The results of TRINOVA-1 suggest that targeting the Ang/Tie2 pathway is associated with a clinical benefit in ovarian carcinoma patients. Nevertheless, several clinical questions regarding the optimal use of trebananib need further clarification.

The best clinical setting for the use of trebananib remains to be answered. Could this agent also be beneficial along with frontline chemotherapy? TRINOVA-3, a randomized Phase III trial of paclitaxel/carboplatin plus trebananib at 15 mg/kg or placebo followed by trebananib/placebo maintenance for 18 months in women with International Federation of Gynecology and Obstetrics Stage III–IV ovarian cancer, will delineate this issue. The study has completed recruitment and results are anticipated eagerly.

The second issue raised by TRINOVA-1 results is the exact place of trebananib in ovarian cancer treatment, since the other antiangiogenic agent bevacizumab has proven clinical efficacy both in the frontline setting and in disease recurrence. This is definitely a more complex matter and requires more clinical trials with both agents and a deeper knowledge of bevacizumab and trebananib resistance mechanisms in order to be answered. Since the Ang/Tie2 pathway could be implicated in the development of bevacizumab resistance mechanisms,47 a rational approach would be to use trebananib in disease recurrence after bevacizumab failure. Furthermore, trebananib toxicity profile with high incidence of peripheral edema and ascites may not be suitable for patients with advanced disease, deteriorated clinical status, or preexisting ascites. However, Monk et al48 have recently put forward a provocative idea regarding the optimal use of bevacizumab in ovarian cancer. They proposed that the ratio of median bevacizumab administration to the median PFS increase in months in the conducted trials, indicating how many months bevacizumab should be administered to gain a 1 month increase in PFS, could be a measure for its use. This ratio no doubt favors the use of bevacizumab in disease recurrence. Finally, TRINOVA-1 allowed prior exposure to antiangiogenic agents for the enrolled patients. However, the great degree of variability in the PFS data for these patients renders the results inconclusive at this primary analysis. More mature data of the study and new studies are definitely required to shed light on the optimal sequencing of antiangiogenic therapies in ovarian cancer.

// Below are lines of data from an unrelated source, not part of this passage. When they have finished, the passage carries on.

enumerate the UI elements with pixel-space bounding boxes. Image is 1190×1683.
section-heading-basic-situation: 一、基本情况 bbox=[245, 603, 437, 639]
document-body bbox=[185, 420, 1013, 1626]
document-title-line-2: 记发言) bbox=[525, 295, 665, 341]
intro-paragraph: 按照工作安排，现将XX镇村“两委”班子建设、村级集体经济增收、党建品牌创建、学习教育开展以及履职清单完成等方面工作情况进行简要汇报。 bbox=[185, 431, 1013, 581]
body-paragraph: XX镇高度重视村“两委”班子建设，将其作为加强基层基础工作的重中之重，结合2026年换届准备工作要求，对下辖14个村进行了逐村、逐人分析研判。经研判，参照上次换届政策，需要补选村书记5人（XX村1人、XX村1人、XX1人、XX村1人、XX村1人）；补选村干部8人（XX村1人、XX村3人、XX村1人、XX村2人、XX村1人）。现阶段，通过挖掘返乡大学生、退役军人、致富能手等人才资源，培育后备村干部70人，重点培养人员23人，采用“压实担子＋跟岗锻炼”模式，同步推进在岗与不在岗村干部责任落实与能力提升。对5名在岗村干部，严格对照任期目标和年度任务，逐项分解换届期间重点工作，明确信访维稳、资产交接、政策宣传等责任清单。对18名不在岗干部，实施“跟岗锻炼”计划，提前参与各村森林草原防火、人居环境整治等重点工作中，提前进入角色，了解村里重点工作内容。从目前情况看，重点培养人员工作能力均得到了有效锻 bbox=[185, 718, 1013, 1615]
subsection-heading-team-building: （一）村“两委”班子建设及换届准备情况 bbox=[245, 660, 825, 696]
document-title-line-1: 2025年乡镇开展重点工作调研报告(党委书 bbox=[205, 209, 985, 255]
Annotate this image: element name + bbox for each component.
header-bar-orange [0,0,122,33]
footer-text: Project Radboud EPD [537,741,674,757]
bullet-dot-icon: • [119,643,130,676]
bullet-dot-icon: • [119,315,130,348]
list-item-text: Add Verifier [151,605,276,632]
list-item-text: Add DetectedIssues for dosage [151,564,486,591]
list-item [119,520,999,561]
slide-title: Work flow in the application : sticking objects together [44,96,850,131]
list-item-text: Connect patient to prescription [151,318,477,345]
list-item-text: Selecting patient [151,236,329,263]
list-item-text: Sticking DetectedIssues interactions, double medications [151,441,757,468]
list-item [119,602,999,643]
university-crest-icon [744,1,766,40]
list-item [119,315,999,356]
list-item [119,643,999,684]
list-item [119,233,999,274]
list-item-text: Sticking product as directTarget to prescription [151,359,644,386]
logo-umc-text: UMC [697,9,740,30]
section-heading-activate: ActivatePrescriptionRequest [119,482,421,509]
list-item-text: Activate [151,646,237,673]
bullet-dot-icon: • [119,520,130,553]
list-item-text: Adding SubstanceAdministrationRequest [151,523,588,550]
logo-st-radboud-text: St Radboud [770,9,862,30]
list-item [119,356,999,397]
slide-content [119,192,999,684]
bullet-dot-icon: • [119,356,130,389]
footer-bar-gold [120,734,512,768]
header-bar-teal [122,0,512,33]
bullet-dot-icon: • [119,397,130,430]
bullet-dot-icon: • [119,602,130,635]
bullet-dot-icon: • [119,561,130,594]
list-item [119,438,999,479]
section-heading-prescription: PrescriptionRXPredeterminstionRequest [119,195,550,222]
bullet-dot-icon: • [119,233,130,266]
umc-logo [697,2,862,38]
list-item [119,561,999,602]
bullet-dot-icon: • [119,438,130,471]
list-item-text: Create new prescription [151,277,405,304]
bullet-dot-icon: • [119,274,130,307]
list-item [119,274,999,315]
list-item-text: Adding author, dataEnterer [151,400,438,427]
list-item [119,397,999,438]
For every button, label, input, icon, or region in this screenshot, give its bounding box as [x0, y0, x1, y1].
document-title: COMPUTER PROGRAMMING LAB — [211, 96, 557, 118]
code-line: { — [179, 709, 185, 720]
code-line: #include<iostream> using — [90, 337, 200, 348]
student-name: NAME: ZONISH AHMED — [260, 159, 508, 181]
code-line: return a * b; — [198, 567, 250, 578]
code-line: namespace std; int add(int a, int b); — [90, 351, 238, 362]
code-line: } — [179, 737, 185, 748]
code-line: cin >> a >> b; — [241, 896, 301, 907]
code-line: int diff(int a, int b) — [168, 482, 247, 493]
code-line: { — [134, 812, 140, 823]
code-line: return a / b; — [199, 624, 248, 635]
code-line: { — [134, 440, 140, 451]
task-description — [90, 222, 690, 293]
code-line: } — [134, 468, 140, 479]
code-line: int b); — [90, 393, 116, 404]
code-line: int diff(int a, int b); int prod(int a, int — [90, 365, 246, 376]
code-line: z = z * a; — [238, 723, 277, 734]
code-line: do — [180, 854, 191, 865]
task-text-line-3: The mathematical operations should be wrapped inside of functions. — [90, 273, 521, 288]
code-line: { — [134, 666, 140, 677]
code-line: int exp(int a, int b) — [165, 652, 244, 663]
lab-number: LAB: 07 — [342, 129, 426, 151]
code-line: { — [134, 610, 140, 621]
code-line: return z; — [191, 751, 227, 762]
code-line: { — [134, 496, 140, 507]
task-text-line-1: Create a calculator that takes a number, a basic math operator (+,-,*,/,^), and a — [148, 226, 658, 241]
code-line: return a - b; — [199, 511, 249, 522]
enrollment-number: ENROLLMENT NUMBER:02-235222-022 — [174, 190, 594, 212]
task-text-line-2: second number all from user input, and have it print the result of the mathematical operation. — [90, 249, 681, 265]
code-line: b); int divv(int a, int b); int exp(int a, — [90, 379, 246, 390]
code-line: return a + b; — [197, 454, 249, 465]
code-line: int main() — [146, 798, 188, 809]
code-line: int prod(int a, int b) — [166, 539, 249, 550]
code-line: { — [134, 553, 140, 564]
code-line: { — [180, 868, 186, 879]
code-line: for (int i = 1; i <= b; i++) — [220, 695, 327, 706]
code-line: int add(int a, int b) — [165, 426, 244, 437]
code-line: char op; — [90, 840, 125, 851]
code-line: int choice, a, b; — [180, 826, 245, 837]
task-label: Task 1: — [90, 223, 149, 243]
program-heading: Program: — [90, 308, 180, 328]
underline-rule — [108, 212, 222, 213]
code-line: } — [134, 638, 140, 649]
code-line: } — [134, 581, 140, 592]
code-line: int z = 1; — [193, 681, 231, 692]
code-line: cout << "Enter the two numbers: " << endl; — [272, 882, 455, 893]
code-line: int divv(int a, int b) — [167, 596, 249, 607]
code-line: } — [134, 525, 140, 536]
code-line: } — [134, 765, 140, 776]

In conclusion, trebananib is a new targeted therapy active in recurrent ovarian cancer patients in combination with paclitaxel. It definitely enhances our therapeutic armamentarium for this difficult-to-treat disease and provides a new potential for patients with platinum-resistant recurrence. The availability of two active antiangiogenic agents in the same clinical setting (bevacizumab and trebananib), though, creates questions regarding their optimal sequencing and/or combination. Hopefully, data from current and future studies will provide appropriate answers to guide the clinicians and benefit the patients.